In surgery I listen to a patient who had been to an outpatient clinic the previous week where she was given reassurance that I will, by now, have her clinic letter detailing medication changes. The letter is not here. We all like to reassure and not quash expectations - and perhaps I am no better when I tell her that her letter will likely arrive by next week.
I send another patient with delirium to the hospital – there are no acute beds and she is given a trolley with some makeshift curtains outside the ward. It is safer than home but not by much.

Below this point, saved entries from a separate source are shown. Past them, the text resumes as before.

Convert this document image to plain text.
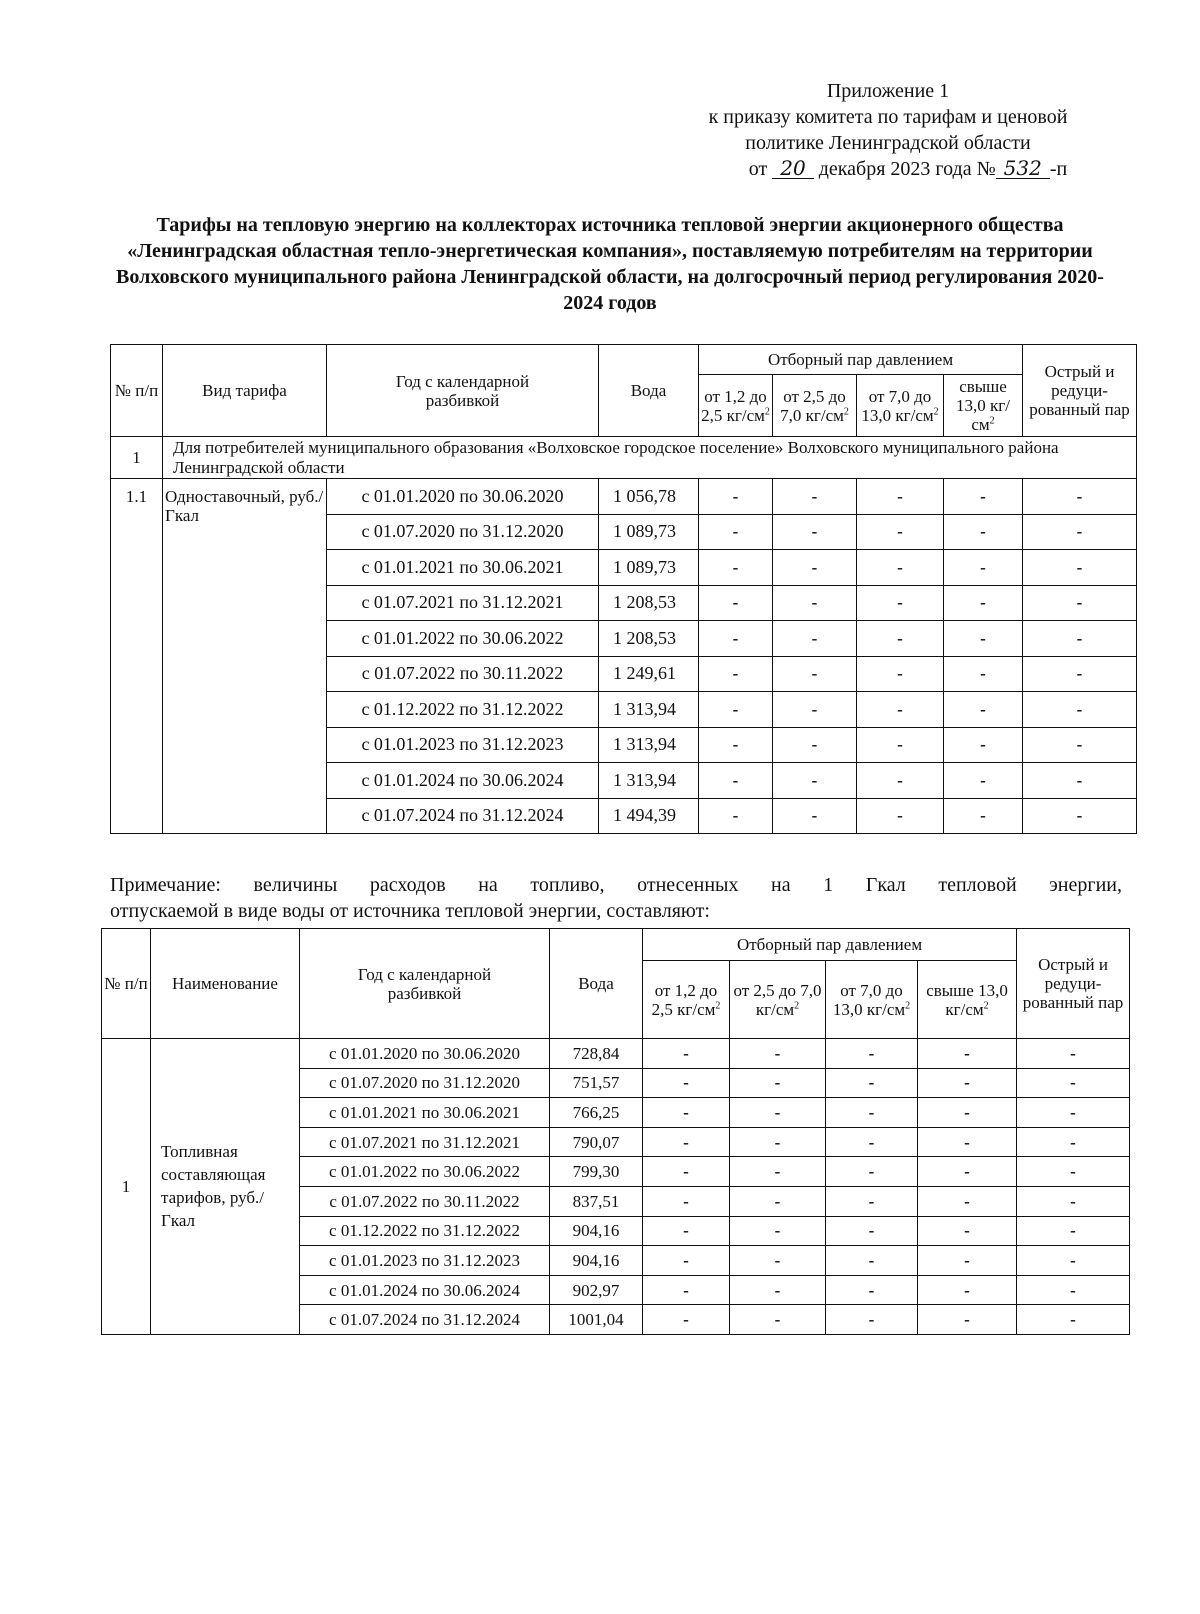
Приложение 1
к приказу комитета по тарифам и ценовой
политике Ленинградской области
от 20 декабря 2023 года № 532 -п
Тарифы на тепловую энергию на коллекторах источника тепловой энергии акционерного общества «Ленинградская областная тепло-энергетическая компания», поставляемую потребителям на территории Волховского муниципального района Ленинградской области, на долгосрочный период регулирования 2020-2024 годов
№ п/п	Вид тарифа	Год с календарной разбивкой	Вода	Отборный пар давлением				Острый и редуци-рованный пар
				от 1,2 до 2,5 $кг/см^2$	от 2,5 до 7,0 $кг/см^2$	от 7,0 до 13,0 $кг/см^2$	свыше 13,0 $кг/см^2$
1	Для потребителей муниципального образования «Волховское городское поселение» Волховского муниципального района Ленинградской области							
1.1	Одноставочный, руб./Гкал	с 01.01.2020 по 30.06.2020	1 056,78	-	-	-	-	-
		с 01.07.2020 по 31.12.2020	1 089,73	-	-	-	-	-
		с 01.01.2021 по 30.06.2021	1 089,73	-	-	-	-	-
		с 01.07.2021 по 31.12.2021	1 208,53	-	-	-	-	-
		с 01.01.2022 по 30.06.2022	1 208,53	-	-	-	-	-
		с 01.07.2022 по 30.11.2022	1 249,61	-	-	-	-	-
		с 01.12.2022 по 31.12.2022	1 313,94	-	-	-	-	-
		с 01.01.2023 по 31.12.2023	1 313,94	-	-	-	-	-
		с 01.01.2024 по 30.06.2024	1 313,94	-	-	-	-	-
		с 01.07.2024 по 31.12.2024	1 494,39	-	-	-	-	-
Примечание: величины расходов на топливо, отнесенных на 1 Гкал тепловой энергии,
отпускаемой в виде воды от источника тепловой энергии, составляют:
№ п/п	Наименование	Год с календарной разбивкой	Вода	Отборный пар давлением				Острый и редуци-рованный пар
				от 1,2 до 2,5 $кг/см^2$	от 2,5 до 7,0 $кг/см^2$	от 7,0 до 13,0 $кг/см^2$	свыше 13,0 $кг/см^2$
1	Топливная составляющая тарифов, руб./Гкал	с 01.01.2020 по 30.06.2020	728,84	-	-	-	-	-
		с 01.07.2020 по 31.12.2020	751,57	-	-	-	-	-
		с 01.01.2021 по 30.06.2021	766,25	-	-	-	-	-
		с 01.07.2021 по 31.12.2021	790,07	-	-	-	-	-
		с 01.01.2022 по 30.06.2022	799,30	-	-	-	-	-
		с 01.07.2022 по 30.11.2022	837,51	-	-	-	-	-
		с 01.12.2022 по 31.12.2022	904,16	-	-	-	-	-
		с 01.01.2023 по 31.12.2023	904,16	-	-	-	-	-
		с 01.01.2024 по 30.06.2024	902,97	-	-	-	-	-
		с 01.07.2024 по 31.12.2024	1001,04	-	-	-	-	-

The staff are spread thinly and working long and busy shifts. There is no vacant bed on a ward in site. Yet this is hardly surprising when we have seen (and continue to see) cuts in bed numbers. It makes for a precarious situation.
Over the years there has been no shortage of doom and gloom within the health service, but what was just talk then is now the stark reality for many patients, not just during periods of acute demand but all year round.
I feel sad and guilty that despite trying our utmost to work for and with our patients, it is the system which is collapsing at an alarming rate. Yet the government chooses to ignore the unprecedented demand on healthcare and continues to talk in censorious terms of overspending not under-funding.